Measure the amount of overhead / gpu memory that will be used by the CUBLAS initialization

Is there some means to measure the amount of overhead / gpu memory that will be used by the CUBLAS initialization. As part of my application level load-balancing, I need to provide a gpu-memory estimate that includes gpu memory requirements of my program + overheads of CUBLAS + cuDNN. I tried subtracting the free memory before and after the CUBLAS initialization, but that provides large value on the first call in the process but provides small value in the subsequent calls. I would like to know if there is one way that could provide an accurate estimate of the gpu memory overhead (library overhead + temporary overhead) for the CUBLAS initialization.

CUBLAS initialization will usually be triggered by the first call to create a handle. Thereafter, subsequent calls would not re-trigger CUBLAS creation. There will be a significant one-time memory cost for both host and device memory, to initialize CUBLAS. So this is expected, I think:

You can certainly measure it, using methods like what you describe, but I don’t know of a way to estimate it, programmatically.

Note that the device memory “cost” for CUBLAS might consist largely of CUDA overhead, not anything specific to CUBLAS. So if your first call initializes CUDA, and then later you create a CUBLAS handle, you may notice lower “overhead” associated with CUBLAS in that case.

The measureCublasOverhead() function that I have written takes the gpu memory snapshot before and after the cublasCreate() call and as well does cublasDestroy() immediately. The arithmetic difference of the gpu memory snalshot is returned by measureCublasOverhead(). Also the CUDA initialization has been done well before the call to measureCublasOverhead().
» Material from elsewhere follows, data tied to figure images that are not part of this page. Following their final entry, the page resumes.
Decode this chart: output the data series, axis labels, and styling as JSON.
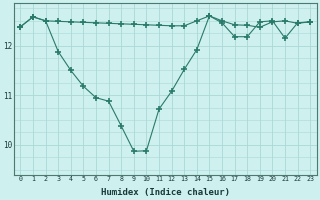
{
  "line1_x": [
    0,
    1,
    2,
    3,
    4,
    5,
    6,
    7,
    8,
    9,
    10,
    11,
    12,
    13,
    14,
    15,
    16,
    17,
    18,
    19,
    20,
    21,
    22,
    23
  ],
  "line1_y": [
    12.38,
    12.58,
    12.5,
    12.49,
    12.48,
    12.47,
    12.46,
    12.45,
    12.44,
    12.43,
    12.42,
    12.41,
    12.4,
    12.4,
    12.5,
    12.6,
    12.5,
    12.42,
    12.41,
    12.37,
    12.48,
    12.5,
    12.45,
    12.48
  ],
  "line2_x": [
    0,
    1,
    2,
    3,
    4,
    5,
    6,
    7,
    8,
    9,
    10,
    11,
    12,
    13,
    14,
    15,
    16,
    17,
    18,
    19,
    20,
    21,
    22,
    23
  ],
  "line2_y": [
    12.38,
    12.58,
    12.5,
    11.88,
    11.5,
    11.18,
    10.95,
    10.88,
    10.38,
    9.87,
    9.88,
    10.72,
    11.08,
    11.52,
    11.92,
    12.6,
    12.46,
    12.18,
    12.18,
    12.48,
    12.5,
    12.15,
    12.46,
    12.48
  ],
  "bg_color": "#cef0ee",
  "grid_color": "#aad8d5",
  "line_color": "#2a7a6a",
  "xlabel": "Humidex (Indice chaleur)",
  "yticks": [
    10,
    11,
    12
  ],
  "xticks": [
    0,
    1,
    2,
    3,
    4,
    5,
    6,
    7,
    8,
    9,
    10,
    11,
    12,
    13,
    14,
    15,
    16,
    17,
    18,
    19,
    20,
    21,
    22,
    23
  ],
  "xlim": [
    -0.5,
    23.5
  ],
  "ylim": [
    9.4,
    12.85
  ],
  "marker": "+",
  "markersize": 4.0,
  "markeredgewidth": 1.2,
  "linewidth": 0.8
}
In the Quadro P1000 gpu that I tested the first call to measureCublasOverhead() returns 70MB but the subsequent calls return 10MB. As you had rightly mentioned in another topic (leak in cublasCreate + cublasDestroy?), part of the cublas initialization overhead is not released on call to cublasDestroy() and hence the subsequent calls to measureCublasOverhead() return less value. But is there a way to get the measure as 70MB on every call?

I doubt it. I don’t understand why you would want to do that. The point is that the CUBLAS library has some one-time overhead associated with library initialization, plus some per-create overhead that appears each time you create a handle.

The one time overhead should appear once in your program. Not on every create/destroy cycle.

Hi Robert,

Is there a way to release the gpu memory that is consumed as part of the one-time overhead of cublasCreate() / cudnnCreate() referred here?

cublasDestroy() (or similar for cuDNN) is the only method I am aware of.

So I think the correct answer is that I am not aware of any way to release the one-time cublas overhead, other than program termination.